Sharing a zettel: Ideas from TRIZ principles
- The 2013 Zettelkasten Exhibition in the Literaturmuseum der Moderne in Marbach/Germany was titled "Zettelkästen. Maschinen der Phantasie" (perhaps roughly "Zettelkästen. Machines of Imagination"). I'm fascinated by the question how a zettelkasten can support creative processes. My zettel shows one of the approaches I am experimenting with.
- The basic idea is the following: I collect ideas triggered by the question "How can inventive principles from the TRIZ method be used to make zettelkasten work more interesting, successful or effective?" Background: TRIZ is the "theory of inventive problem solving", and one of its key components is a list of 40 (or so) inventive principles that played a central role in a large number of inventions - indeed, the list was derived from the analysis of thousands of patents. These principles seem like good starting points to generate ideas. Using these principles merely as stimuli is arguably a bit unsophisticated in comparison with the full apparatus of TRIZ, but it works for me in this reduced version. As I've described elsewhere, I have a set of sticky notes at my work place, and the list of TRIZ principles is one of these notes.

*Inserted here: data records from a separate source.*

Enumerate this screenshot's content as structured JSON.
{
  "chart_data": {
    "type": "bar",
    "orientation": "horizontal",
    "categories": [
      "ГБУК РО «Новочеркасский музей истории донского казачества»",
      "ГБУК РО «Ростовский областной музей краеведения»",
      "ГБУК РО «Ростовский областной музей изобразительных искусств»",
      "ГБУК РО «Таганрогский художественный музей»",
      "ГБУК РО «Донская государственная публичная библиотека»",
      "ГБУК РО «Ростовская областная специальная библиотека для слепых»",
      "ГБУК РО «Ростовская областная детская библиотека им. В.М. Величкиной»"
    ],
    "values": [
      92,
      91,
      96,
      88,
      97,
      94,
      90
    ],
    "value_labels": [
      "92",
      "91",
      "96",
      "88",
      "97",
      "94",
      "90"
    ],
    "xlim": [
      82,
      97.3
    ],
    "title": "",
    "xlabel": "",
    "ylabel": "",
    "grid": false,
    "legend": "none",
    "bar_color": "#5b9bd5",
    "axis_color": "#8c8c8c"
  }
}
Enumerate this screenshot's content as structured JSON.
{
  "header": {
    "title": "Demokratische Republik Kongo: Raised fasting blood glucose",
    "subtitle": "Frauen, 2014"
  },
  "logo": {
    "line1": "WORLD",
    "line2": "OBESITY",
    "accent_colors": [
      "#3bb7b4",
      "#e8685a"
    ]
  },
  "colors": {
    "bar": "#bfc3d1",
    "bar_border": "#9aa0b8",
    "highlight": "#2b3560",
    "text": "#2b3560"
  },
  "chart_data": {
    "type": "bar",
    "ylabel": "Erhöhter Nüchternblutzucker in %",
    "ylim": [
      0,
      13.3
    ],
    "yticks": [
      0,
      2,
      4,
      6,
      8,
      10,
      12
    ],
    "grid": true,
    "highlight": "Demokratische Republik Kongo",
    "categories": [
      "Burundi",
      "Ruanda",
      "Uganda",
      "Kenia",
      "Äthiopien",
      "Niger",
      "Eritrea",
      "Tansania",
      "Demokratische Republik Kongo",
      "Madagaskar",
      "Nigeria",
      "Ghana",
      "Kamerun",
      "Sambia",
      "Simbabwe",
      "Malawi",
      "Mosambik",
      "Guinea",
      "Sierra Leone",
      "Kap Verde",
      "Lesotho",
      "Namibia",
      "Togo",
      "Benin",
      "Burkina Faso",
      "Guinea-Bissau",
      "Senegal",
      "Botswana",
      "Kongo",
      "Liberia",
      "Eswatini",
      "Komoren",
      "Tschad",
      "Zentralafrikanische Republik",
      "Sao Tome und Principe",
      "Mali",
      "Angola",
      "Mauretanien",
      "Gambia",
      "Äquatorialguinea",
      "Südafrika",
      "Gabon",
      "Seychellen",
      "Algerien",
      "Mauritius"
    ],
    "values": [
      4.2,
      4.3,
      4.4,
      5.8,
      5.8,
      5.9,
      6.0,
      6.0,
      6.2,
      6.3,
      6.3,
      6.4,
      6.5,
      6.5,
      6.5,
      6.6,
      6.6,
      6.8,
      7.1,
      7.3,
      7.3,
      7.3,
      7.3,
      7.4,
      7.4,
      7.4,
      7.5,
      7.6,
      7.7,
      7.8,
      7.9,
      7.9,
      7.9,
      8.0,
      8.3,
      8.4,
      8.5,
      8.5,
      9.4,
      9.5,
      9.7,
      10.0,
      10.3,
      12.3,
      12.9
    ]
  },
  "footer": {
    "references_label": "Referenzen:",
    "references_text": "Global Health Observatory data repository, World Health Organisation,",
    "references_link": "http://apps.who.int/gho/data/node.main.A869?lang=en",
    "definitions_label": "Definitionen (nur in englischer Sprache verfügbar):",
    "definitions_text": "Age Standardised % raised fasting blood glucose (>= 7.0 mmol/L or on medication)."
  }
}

- The main function of the zettel is to help with the creation of promising ideas. The ideas on virtual reality environments in (4), the idea of "concept flooding" in (5) and the ideas on "conjugate tools" in (6) are perhaps the most interesting ones. My focus with this zettel is the illustration of the process of idea generation, not how this zettel is embedded in the network of zettels in a zettelkasten. It seems natural to spend time with generating ideas in this or a similar fashion, then collect the most interesting ones and then spend time with a careful examination of these ideas.
I like the following "combinatorial" term for a class of "integrated thought development environments":
zettelkasten x layouts x tools
where we can combine different zettelkasten concepts with different sheet layouts and different tools. In this case, I found the "four column layout" or 4CL helpful - I have some note making flexibility in jumping between columns and using boxes of variable size. As an alternative, I could use a 3x3 array of small mind maps. Instead of the TRIZ principles, I could use different creativity tools or stimuli.
Transferring key ideas from paper to digital canvases should be easy.
- Disclosure: For various reasons, tidy handwriting being one of them, I've compiled the zettel for this posting. I hope that some central features have become clear.